The Greens are absolutely right on this one.
(where I think they are wrong is on the question of nuclear power. Ontario, for example, would be one of the worst CO2 emitters in North America if it didn't have 12,000MW of nuclear power).
Peak Oil is a hypothesis, which remains unproven. We have one, unambiguous, signal about PO: the price of oil. The price of oil is the point at which
supply +/- changes in inventory = demand
That is tautologically true.
Right now the price of oil is saying there is demand for oil, and it is being met, at a price. It is not saying that there is an impending shortage of oil.
(It is trivially true that oil will run out, ie Peak, this is the definition of an exhaustible resource. The question is when?)
All data on oil reserves and future oil production is suspect to a greater or lesser extent: the key players, the large state-owned oil companies, do not submit themselves to outside audit.
I would be the first to argue that a current commodity price, nor a futures oil price, set by financial markets, is not an exact unbiased forecast of the future price of oil.
But it is the best piece of data we have, and it is not saying we are running out (yet).
If we do hit Peak Oil (and in some ways, Peak Gas will be worse), then the outlook for Global Warming is even more gloomy than if we do not, because we will burn more coal and coal is one of the key roots of world CO2 emission (about half of world electricity production, and about 30% of world CO2 production, currently-- I'd have to check the exact number).

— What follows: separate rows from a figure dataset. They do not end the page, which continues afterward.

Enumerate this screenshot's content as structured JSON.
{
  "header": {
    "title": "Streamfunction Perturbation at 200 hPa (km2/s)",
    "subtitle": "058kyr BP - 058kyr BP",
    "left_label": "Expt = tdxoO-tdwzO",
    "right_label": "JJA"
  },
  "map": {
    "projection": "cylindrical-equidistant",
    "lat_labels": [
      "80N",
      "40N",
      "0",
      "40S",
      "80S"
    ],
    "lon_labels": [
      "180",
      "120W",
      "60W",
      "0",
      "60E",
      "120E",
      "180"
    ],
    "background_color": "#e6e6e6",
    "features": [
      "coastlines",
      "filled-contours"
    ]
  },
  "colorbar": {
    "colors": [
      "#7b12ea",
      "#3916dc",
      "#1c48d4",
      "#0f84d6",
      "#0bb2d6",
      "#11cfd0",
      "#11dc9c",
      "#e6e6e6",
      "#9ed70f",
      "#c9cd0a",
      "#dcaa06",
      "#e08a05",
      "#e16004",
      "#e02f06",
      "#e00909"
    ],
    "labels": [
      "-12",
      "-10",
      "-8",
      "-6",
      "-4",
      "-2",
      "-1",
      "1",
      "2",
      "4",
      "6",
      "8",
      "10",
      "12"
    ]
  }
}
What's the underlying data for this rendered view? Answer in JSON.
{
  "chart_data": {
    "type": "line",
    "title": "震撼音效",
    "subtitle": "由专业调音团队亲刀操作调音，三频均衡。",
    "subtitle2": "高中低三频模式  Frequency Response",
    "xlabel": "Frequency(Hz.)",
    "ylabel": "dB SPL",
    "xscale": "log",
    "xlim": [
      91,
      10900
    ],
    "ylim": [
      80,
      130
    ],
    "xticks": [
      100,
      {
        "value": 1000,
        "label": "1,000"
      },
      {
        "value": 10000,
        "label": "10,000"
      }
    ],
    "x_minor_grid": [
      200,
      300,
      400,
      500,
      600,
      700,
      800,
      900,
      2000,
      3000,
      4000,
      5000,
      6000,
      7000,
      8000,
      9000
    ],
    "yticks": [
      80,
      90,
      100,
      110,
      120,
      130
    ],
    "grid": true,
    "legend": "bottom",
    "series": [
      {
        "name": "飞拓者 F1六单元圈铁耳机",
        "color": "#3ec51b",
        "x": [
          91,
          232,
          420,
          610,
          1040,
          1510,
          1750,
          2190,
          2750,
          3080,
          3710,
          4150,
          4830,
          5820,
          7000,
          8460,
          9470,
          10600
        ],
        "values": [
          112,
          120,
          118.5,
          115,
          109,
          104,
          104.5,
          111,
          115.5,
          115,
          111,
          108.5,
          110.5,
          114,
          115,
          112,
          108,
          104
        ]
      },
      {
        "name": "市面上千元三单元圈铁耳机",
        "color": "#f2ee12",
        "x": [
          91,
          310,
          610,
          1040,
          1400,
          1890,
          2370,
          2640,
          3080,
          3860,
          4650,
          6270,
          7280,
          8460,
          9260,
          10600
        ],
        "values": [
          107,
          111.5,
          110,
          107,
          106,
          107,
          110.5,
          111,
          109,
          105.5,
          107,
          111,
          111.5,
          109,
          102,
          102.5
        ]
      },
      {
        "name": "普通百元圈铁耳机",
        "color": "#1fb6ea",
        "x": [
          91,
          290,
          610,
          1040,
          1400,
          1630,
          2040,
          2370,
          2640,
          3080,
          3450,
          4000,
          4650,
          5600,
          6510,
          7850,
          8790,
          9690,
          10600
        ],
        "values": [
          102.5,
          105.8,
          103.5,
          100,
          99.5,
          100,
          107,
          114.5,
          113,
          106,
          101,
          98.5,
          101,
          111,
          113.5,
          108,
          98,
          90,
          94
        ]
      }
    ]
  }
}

Peak and running out are definitely not the same thing, that is fundamental to understanding PO. You put far too much faith in pricing, it's production figures that will indicate the peak. Anyway, doesn't a 300% increase in price indicate something?
For practical planning purposes both PO and GW are issues that need addressing now, as you put it.
You write lots of words, under your ironic "ValueThinker" tag, but still you seem completely clueless about the basics.
Valuethink means I like low PE stocks which I think are undervalued -- nothing more, nothing less.
You attack me personally, and in that, entirely devalue any criticism you make of the content my arguments.
Let's put this another way: you are a grade A plonker (or behaving like one, it may not be innate) who doesn't know how to structure an argument.
I shall treat your 'arguments' with a similar level of courtesy and attention to the principles of rhetoric ;-).
This will help. But the rate of energy descent will be outstripping the rate of ingenious technical fixes.
There seems to be need of a social rearrangement. If Elizabeth were to sell the need to accept a significant reduction in material conveniences, then I would be convinced that the Greens understood the limits to growth.
We need a revolution, not a violent one of course, but a revolution in thinking. I like the way Thomas Homer-Dixon describes it. We need to build resilience into our societies not stretching out further on a limb.
I think that the difference between the Greens and the Liberals could be that the Greens emphasize that building resilience is central to all other institutions where as Liberals (quoting Dion) wants to do a balancing act. A balancing act won't prevent a crash since everything is so out of balance. The analogy is going off a cliff. Either you crash, or you have prepared and you glide to a landing(possibly rough).